Robust energy storage density and negative capacitance in antiferroelectric heterostructures grown by atomic layer epitaxy

Energy storage devices with high energy storage density ( U ESD ), fast operating speed, and high output power are indispensable for modern energy needs. This study presents a wafer-scale epitaxial antiferroelectric ZrO 2 /TiN heterostructure with a state-of-the-art high U ESD of ∼118.6 J cm −3 . This significant U ESD originates from the predominant [110] antiferroelectric polar axis of ZrO 2 oriented out-of-plane, which is confirmed by macroscopic and microscopic analyses of the epitaxial relationships. The construction of a coincidence site lattice indicates the low lattice mismatch between ZrO 2 (110) and TiN(111). The stacking of ZrO 2 sublayers demonstrates the importance of precise epitaxy in controlling crystal orientation, minimizing leakage current, and improving antiferroelectric characteristics. Furthermore, the epitaxial growth of ZrO 2 enables a clear observation of inductive-like negative capacitance response, providing insights into antiferroelectric dynamics.
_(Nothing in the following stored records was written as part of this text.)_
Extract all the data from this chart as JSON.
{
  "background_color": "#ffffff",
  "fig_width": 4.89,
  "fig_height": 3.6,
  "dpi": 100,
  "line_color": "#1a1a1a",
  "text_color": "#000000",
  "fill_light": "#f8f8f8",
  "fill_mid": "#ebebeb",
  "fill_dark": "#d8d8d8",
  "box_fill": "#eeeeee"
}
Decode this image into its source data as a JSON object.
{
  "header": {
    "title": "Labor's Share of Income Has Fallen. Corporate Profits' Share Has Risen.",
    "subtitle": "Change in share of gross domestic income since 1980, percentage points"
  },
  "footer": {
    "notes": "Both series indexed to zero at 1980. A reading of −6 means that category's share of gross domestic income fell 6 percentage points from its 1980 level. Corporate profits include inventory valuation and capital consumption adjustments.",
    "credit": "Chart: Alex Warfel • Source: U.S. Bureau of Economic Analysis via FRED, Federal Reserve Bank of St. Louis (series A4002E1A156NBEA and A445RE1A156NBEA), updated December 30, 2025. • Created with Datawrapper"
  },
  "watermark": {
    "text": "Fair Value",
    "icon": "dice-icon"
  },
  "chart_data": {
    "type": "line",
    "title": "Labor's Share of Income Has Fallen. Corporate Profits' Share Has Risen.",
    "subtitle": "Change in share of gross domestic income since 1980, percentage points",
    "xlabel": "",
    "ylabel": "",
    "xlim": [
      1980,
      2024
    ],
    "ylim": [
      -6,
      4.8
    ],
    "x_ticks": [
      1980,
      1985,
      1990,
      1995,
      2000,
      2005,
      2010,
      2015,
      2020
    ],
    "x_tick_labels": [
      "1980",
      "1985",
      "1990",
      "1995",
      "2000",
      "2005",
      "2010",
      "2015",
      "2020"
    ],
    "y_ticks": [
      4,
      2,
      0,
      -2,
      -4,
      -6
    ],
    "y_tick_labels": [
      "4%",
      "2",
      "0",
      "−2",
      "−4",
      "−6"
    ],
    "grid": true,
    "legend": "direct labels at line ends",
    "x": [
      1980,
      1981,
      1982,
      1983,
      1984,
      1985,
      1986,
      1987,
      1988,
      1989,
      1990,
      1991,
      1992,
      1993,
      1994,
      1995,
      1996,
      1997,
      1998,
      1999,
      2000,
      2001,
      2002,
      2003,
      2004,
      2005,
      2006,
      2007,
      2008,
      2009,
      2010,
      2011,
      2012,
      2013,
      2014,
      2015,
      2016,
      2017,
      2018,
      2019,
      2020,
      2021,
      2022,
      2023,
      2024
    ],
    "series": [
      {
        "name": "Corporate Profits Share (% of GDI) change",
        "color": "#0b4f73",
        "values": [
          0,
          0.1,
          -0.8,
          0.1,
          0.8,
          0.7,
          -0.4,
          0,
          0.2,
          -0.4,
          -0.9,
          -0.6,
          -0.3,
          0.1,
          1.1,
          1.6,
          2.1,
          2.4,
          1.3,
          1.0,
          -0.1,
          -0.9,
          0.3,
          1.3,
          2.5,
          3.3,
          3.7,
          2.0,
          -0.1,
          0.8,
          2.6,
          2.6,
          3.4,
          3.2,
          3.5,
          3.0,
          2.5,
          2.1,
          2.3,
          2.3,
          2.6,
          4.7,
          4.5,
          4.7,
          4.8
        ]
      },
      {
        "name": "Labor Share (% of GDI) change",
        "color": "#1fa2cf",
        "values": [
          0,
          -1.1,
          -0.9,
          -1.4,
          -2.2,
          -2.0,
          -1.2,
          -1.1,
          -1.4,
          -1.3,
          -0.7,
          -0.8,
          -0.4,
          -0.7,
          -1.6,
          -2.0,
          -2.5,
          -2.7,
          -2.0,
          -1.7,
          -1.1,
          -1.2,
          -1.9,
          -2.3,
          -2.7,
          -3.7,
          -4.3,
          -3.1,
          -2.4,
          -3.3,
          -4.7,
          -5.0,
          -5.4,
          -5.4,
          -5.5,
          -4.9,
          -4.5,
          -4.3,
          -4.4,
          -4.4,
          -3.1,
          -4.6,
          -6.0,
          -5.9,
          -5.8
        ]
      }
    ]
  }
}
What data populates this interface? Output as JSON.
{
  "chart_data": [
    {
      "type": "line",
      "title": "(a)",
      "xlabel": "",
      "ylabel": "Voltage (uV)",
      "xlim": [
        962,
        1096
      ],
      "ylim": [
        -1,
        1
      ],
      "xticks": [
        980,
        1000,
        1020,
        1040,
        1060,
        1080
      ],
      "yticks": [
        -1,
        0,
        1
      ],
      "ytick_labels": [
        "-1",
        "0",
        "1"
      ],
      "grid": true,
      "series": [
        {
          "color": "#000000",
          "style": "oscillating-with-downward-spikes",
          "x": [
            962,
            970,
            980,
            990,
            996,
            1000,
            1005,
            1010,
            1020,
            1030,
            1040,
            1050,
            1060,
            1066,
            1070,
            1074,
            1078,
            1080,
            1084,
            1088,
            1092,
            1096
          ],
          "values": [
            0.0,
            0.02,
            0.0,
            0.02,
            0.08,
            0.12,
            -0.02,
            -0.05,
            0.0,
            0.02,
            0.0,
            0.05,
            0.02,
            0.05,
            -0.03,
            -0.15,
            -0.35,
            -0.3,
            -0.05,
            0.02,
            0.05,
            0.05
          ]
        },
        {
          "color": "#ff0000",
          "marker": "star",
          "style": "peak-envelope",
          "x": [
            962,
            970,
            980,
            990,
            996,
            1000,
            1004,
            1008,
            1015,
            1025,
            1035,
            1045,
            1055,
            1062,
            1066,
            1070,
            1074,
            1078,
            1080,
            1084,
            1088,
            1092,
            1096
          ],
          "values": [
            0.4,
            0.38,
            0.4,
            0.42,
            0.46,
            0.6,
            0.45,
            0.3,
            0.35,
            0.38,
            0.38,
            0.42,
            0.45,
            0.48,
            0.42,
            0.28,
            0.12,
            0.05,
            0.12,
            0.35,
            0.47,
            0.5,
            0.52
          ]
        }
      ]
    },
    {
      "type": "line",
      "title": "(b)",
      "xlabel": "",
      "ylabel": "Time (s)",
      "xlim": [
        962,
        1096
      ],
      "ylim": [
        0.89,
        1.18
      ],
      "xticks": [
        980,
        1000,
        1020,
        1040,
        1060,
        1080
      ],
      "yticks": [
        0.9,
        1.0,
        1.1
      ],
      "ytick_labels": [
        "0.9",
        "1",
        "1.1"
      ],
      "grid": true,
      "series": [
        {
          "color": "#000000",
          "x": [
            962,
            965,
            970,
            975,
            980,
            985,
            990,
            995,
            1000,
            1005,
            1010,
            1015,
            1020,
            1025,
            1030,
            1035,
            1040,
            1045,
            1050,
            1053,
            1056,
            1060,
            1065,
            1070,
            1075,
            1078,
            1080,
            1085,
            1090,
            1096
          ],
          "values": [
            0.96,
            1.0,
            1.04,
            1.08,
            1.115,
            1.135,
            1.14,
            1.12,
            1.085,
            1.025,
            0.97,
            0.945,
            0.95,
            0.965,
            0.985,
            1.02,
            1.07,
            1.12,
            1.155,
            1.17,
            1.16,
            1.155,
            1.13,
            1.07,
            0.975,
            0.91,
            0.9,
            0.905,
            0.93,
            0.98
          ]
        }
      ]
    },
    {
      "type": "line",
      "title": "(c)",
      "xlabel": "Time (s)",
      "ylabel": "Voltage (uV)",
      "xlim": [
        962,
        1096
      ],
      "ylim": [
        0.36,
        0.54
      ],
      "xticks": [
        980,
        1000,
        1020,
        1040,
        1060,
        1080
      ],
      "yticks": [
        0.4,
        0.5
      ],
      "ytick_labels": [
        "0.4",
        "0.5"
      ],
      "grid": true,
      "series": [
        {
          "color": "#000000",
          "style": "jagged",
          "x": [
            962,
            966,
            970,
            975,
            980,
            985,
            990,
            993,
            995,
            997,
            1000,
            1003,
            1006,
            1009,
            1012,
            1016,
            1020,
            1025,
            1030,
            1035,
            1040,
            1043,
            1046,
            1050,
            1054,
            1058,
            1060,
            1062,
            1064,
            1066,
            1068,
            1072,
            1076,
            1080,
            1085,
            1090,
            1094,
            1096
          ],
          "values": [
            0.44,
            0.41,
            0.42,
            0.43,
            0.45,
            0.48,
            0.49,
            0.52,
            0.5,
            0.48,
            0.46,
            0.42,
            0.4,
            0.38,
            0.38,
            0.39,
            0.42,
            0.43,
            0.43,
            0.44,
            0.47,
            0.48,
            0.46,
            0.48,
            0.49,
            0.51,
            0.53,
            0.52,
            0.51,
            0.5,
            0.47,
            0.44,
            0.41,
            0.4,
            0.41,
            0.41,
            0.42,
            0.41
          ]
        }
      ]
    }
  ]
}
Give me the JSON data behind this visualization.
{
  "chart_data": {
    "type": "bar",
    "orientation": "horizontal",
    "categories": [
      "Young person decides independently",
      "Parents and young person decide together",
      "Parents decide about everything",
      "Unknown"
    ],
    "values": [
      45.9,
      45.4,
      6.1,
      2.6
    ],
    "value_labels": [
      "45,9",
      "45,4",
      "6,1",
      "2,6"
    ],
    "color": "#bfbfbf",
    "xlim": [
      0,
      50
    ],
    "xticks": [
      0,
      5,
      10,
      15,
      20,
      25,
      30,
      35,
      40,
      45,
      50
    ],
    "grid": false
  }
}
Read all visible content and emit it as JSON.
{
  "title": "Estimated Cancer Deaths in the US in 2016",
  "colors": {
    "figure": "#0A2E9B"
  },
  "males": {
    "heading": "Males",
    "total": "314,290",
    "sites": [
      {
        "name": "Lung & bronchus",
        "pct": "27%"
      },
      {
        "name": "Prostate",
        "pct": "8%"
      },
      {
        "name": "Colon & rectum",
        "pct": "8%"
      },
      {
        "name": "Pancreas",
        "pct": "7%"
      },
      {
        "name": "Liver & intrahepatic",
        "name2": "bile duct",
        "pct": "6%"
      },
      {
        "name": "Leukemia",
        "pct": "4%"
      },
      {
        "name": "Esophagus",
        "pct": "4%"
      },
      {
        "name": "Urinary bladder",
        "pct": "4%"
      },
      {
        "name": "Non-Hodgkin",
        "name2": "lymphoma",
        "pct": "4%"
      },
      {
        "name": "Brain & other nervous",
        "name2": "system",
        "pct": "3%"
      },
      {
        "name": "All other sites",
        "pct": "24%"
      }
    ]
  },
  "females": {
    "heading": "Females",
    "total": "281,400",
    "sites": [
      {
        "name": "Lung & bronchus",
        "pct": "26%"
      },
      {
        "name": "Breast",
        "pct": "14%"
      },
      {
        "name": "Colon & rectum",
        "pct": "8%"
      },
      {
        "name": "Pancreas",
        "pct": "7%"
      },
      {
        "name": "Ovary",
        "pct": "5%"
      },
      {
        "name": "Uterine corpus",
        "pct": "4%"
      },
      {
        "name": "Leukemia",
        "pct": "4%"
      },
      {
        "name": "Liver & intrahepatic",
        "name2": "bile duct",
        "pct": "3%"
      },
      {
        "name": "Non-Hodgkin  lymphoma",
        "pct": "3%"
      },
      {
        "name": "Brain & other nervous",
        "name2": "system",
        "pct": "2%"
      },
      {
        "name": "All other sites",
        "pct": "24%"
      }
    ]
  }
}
The high U ESD highlights the significance of atomic layer epitaxy for high-quality antiferroelectric heterostructures, particularly in epitaxial growth methods and energy storage applications. A state-of-the-art high energy storage density was achieved in an epitaxial ZrO 2 /TiN capacitor with the characterization of inductive-like negative capacitance via atomic layer epitaxy at low growth temperature, large area, and high working pressure.